La refondation social-démocrate et l’écologie (I)
Cet article est le premier d’une série issue d’un travail commun de réflexion fait dans le cadre de la rédaction du manifeste de socialisme et démocratie (2007).
I.La question écologique
On nous le dit, on nous le répète, pour bien vivre il faut être écolo, bio, développement durable, HQE, anti-OGM et tout un tas de choses qui bien qu’imprécises, tournent autour d’une prise de conscience récente : les sociétés humaines sont arrivées à un niveau où leur impact peut profondément modifier l’état naturel des choses.

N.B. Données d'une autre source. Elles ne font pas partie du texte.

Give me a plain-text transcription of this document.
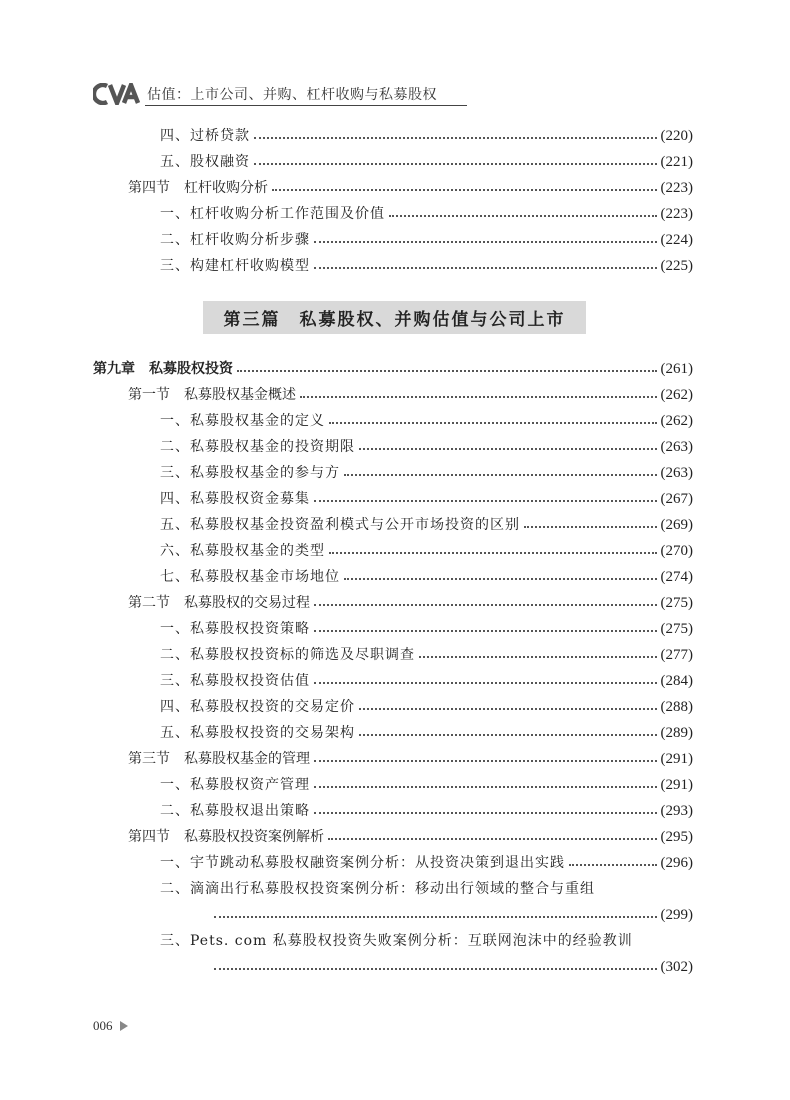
估值：上市公司、并购、杠杆收购与私募股权
四、过桥贷款	(220)
五、股权融资	(221)
第四节　杠杆收购分析	(223)
一、杠杆收购分析工作范围及价值	(223)
二、杠杆收购分析步骤	(224)
三、构建杠杆收购模型	(225)
第三篇　私募股权、并购估值与公司上市
第九章　私募股权投资	(261)
第一节　私募股权基金概述	(262)
一、私募股权基金的定义	(262)
二、私募股权基金的投资期限	(263)
三、私募股权基金的参与方	(263)
四、私募股权资金募集	(267)
五、私募股权基金投资盈利模式与公开市场投资的区别	(269)
六、私募股权基金的类型	(270)
七、私募股权基金市场地位	(274)
第二节　私募股权的交易过程	(275)
一、私募股权投资策略	(275)
二、私募股权投资标的筛选及尽职调查	(277)
三、私募股权投资估值	(284)
四、私募股权投资的交易定价	(288)
五、私募股权投资的交易架构	(289)
第三节　私募股权基金的管理	(291)
一、私募股权资产管理	(291)
二、私募股权退出策略	(293)
第四节　私募股权投资案例解析	(295)
一、宇节跳动私募股权融资案例分析：从投资决策到退出实践	(296)
二、滴滴出行私募股权投资案例分析：移动出行领域的整合与重组
(299)
三、Pets. com 私募股权投资失败案例分析：互联网泡沫中的经验教训
(302)
006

Mais quelle place doit occuper l’écologie dans le débat politique ? Est-ce juste un choix de vie, un néoromantisme, un énième retour aux sources et à l’utopie d’une harmonie naturelle bienveillante ou trouve-t-on dans cette question écologique matière à une analyse politique ? Y a-t-il derrière un choix de société, un impact sur notre idéologie qui doit être traduit en propositions politiques cohérentes ?
Cette contribution a pour objet d’essayer d’éclaircir notre approche de l’écologie en tant qu’élément politique.
A.Quelques constats
- La question écologique a pris une place importante et nouvelle dans nos préoccupations quotidiennes.

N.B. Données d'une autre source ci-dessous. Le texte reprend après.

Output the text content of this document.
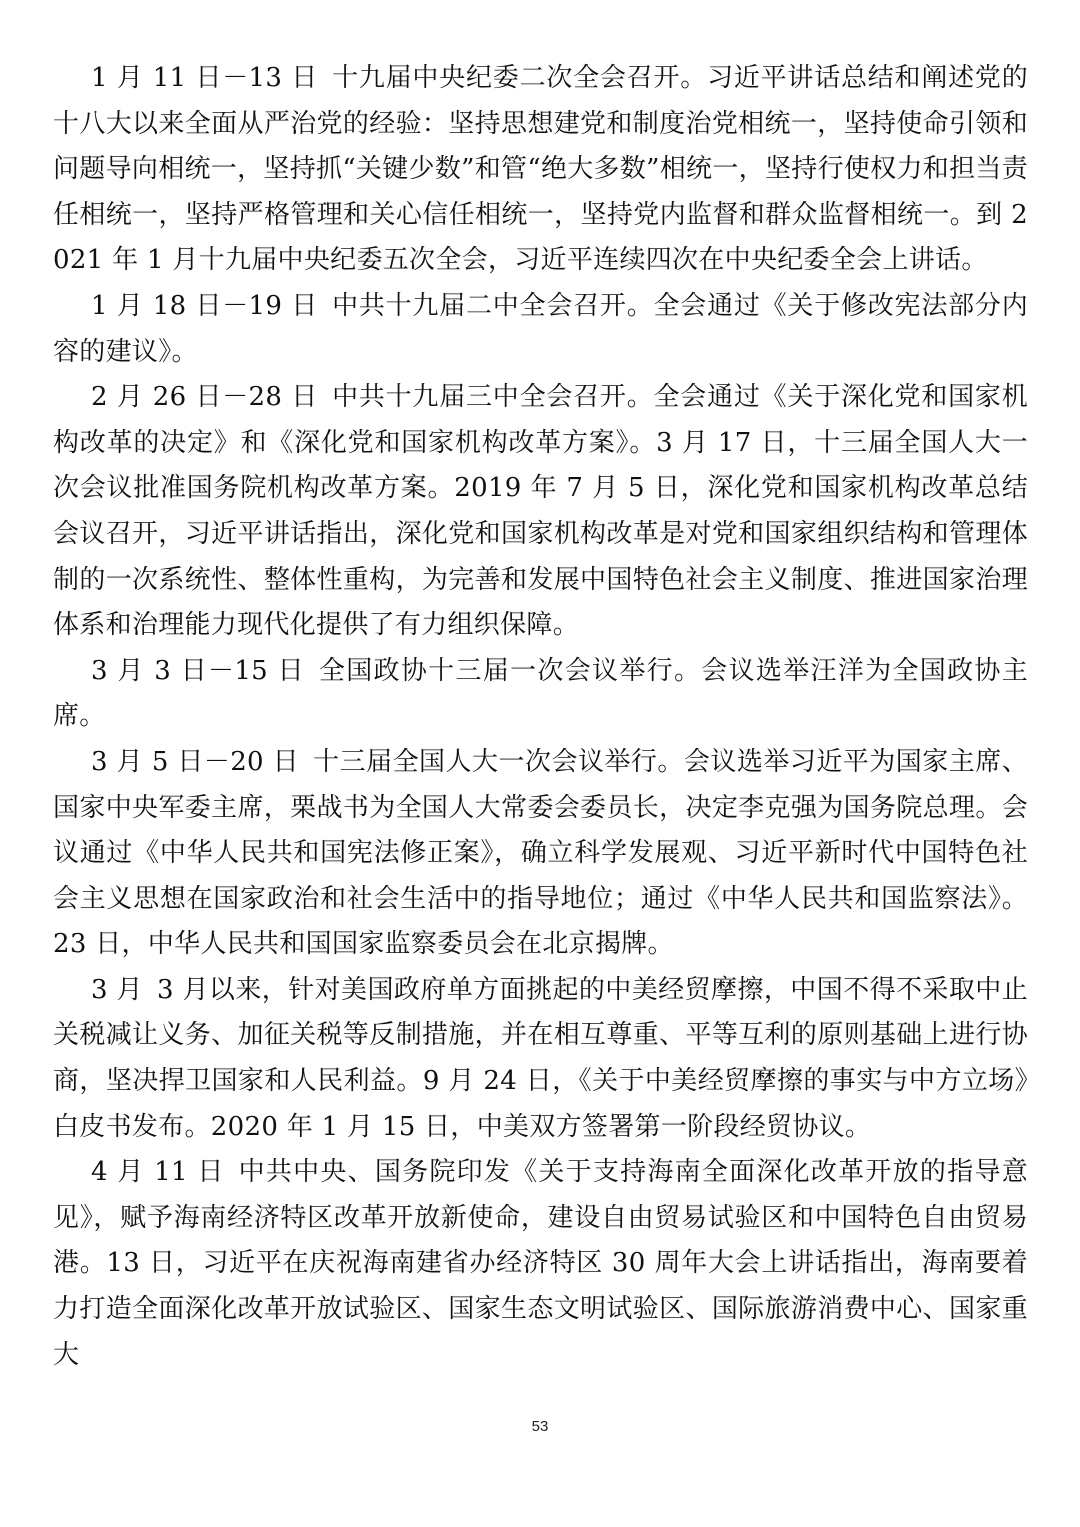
1 月 11 日－13 日 十九届中央纪委二次全会召开。习近平讲话总结和阐述党的十八大以来全面从严治党的经验：坚持思想建党和制度治党相统一，坚持使命引领和问题导向相统一，坚持抓“关键少数”和管“绝大多数”相统一，坚持行使权力和担当责任相统一，坚持严格管理和关心信任相统一，坚持党内监督和群众监督相统一。到 2021 年 1 月十九届中央纪委五次全会，习近平连续四次在中央纪委全会上讲话。

1 月 18 日－19 日 中共十九届二中全会召开。全会通过《关于修改宪法部分内容的建议》。

2 月 26 日－28 日 中共十九届三中全会召开。全会通过《关于深化党和国家机构改革的决定》和《深化党和国家机构改革方案》。3 月 17 日，十三届全国人大一次会议批准国务院机构改革方案。2019 年 7 月 5 日，深化党和国家机构改革总结会议召开，习近平讲话指出，深化党和国家机构改革是对党和国家组织结构和管理体制的一次系统性、整体性重构，为完善和发展中国特色社会主义制度、推进国家治理体系和治理能力现代化提供了有力组织保障。

3 月 3 日－15 日 全国政协十三届一次会议举行。会议选举汪洋为全国政协主席。

3 月 5 日－20 日 十三届全国人大一次会议举行。会议选举习近平为国家主席、国家中央军委主席，栗战书为全国人大常委会委员长，决定李克强为国务院总理。会议通过《中华人民共和国宪法修正案》，确立科学发展观、习近平新时代中国特色社会主义思想在国家政治和社会生活中的指导地位；通过《中华人民共和国监察法》。23 日，中华人民共和国国家监察委员会在北京揭牌。

3 月 3 月以来，针对美国政府单方面挑起的中美经贸摩擦，中国不得不采取中止关税减让义务、加征关税等反制措施，并在相互尊重、平等互利的原则基础上进行协商，坚决捍卫国家和人民利益。9 月 24 日，《关于中美经贸摩擦的事实与中方立场》白皮书发布。2020 年 1 月 15 日，中美双方签署第一阶段经贸协议。

4 月 11 日 中共中央、国务院印发《关于支持海南全面深化改革开放的指导意见》，赋予海南经济特区改革开放新使命，建设自由贸易试验区和中国特色自由贸易港。13 日，习近平在庆祝海南建省办经济特区 30 周年大会上讲话指出，海南要着力打造全面深化改革开放试验区、国家生态文明试验区、国际旅游消费中心、国家重大

53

- Elle pose des problèmes de biodiversité, de réchauffement planétaire, de catastrophes climatiques, de risques épidémiologiques, d’infertilité, de raréfaction d’éléments vitaux (eau, terres cultivables, forêts, ressources halieutiques, ), de migration en masse de populations habitant en zones potentiellement inondables (dans un futur assez proche pour certaines), de gestion des déchets, de pénurie de certaines matières premières, …
- La question occupe une place importante et nouvelle dans la réflexion économique (chiffrage du coût du changement climatique, prise en compte ou pas des objectifs de Kyoto, programme européen Reach d’évaluation des substances chimiques, investissement ou pas dans des technologies non polluantes, …)
- Elle s’est invitée dans les débats des dernières élections présidentielles par la charte écologique de N. Hulot, cette initiative ayant été favorablement accueillie par l’opinion.
- Et pourtant, la dernière élection a vu quasiment disparaître la seule force écologique politique représentative et n’a pas induit de réorientation majeure du discours politique (on y a parlé chômage, sécurité, identité bien avant de parler écologie reçue comme une fausse évidence consensuelle)
Enfin, deux expériences tirées de l’histoire de notre planète sont à méditer : un
changement climatique planétaire a entraîné la grande extinction des espèces du permien (entre autre due à un dégazage massif qui modifia la composition chimique de l’atmosphère), et la modification volontaire de l’écosystème de l’île de Pâques
(déforestation) a provoqué la disparition de la société Rapa Nui au XVIIème siècle.
La modification de la chimie de l’atmosphère terrestre celle de notre écosystème peut avoir des effets potentiellement cataclysmiques sur nos sociétés.
B.Les idées fausses
L’écologie véhicule son lot de peurs, de fantasmes, d’emphase ou d’aveuglement.
- L’écologie, c’est sauver la planète. Non, la planète survivra très bien à nos erreurs, mais si nous changeons trop la chimie de notre atmosphère, si nous réduisons trop fortement la biodiversité, si nous ne trouvons pas un équilibre entre nos besoins et ce que peut offrir la planète, nos sociétés sont sures de disparaître, et potentiellement l’espèce humaine aussi.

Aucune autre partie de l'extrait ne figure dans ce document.